Hello James, sorry for the long graphomaniac post again.

It seems that some of my opinions are often different from yours, and the
foundations seem weak. Maybe one of us can make the other one change the 
point of view to a more correct one ;)

> In any event, I think we're way off the path. It's recognized as a
> bug (so no more argument is really needed) and it's something that we
> know we want to work on.

I'm afraid we (I) can go on and on about this. Maybe we should continue 
if my ideas, opinions and examples are of any use. But it takes time from
both of us, so I'd rather stop, too :)

Besides,
> You're always welcome and encouraged to contribute code instead of complaint. 
> ;-}
So far I'm limited to ideas. But the idea of becoming a respected kernel hacker
like thou is attractive, I'll give it some thought and time when I straighten
out the ideas and come to terms ;)

>> However this matching interface is not necessarily used to push the packet 
>> onto the network. This kinda makes sense in ipmp, lacp and other cases of 
>> many-to-many interface-to-address relations, as well as for virtual 
>> interfaces 
>> (i.e. a public IP hosted on the loopback); but this seems flawed for 
>> one-to-one 
>> relations of an [aliased] interface and an IP address.

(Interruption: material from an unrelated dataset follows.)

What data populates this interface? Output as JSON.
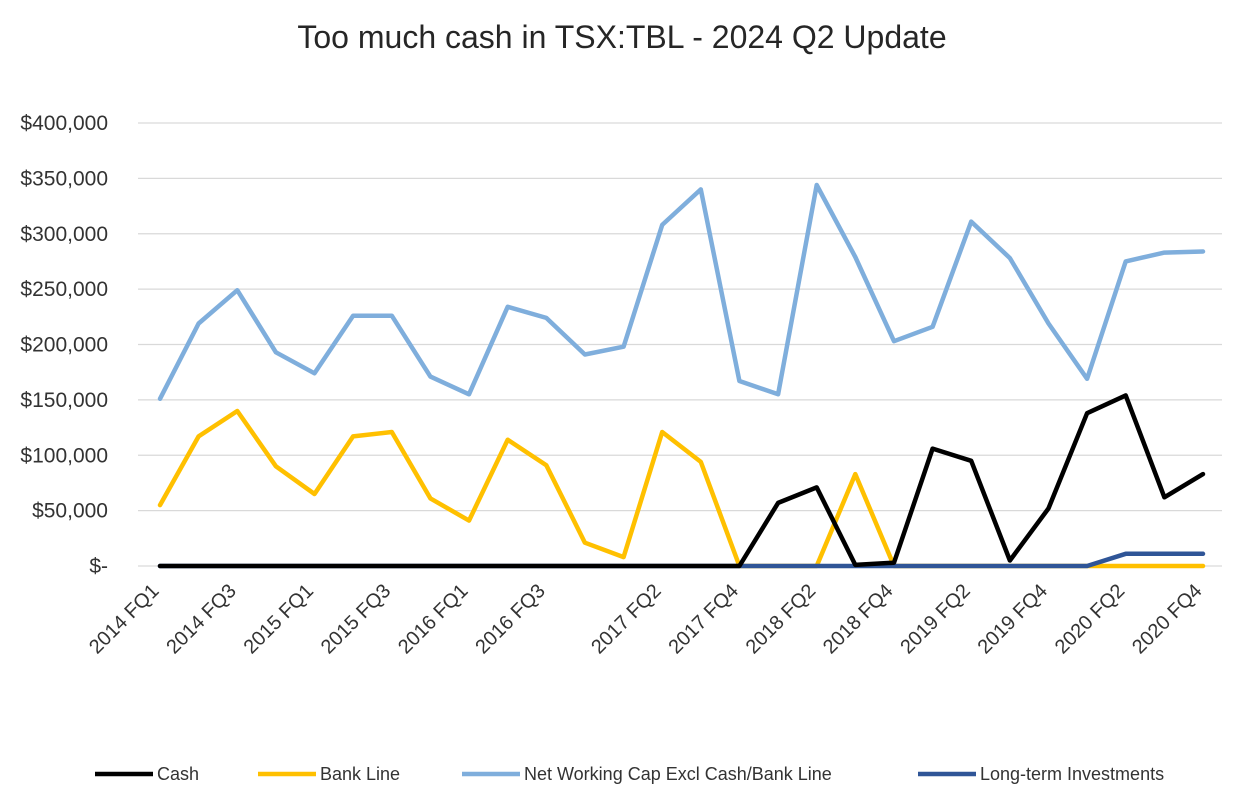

> I don't follow that part.

What I meant is: the current algorithm only uses the destination address when
choosing a route, and doesn't use the source address to pick the gateway and 
the outgoing interface. Good or bad, it's a fact. It's not the point I'm 
arguing 
about. 

This is okay in many scenarios (I have never seen it as a problem for 10 years),
this may be desired in scenarios when there is no one (=0, >1) physical 
interface
bound to the source IP address. It happens to be a problem in case like mine -
where not all default routes are created equal, and choice of the gateway and of
the physical interface depends on the source IP address (the problem is indeed
valid for both a "mere host" and a "router" in terms above).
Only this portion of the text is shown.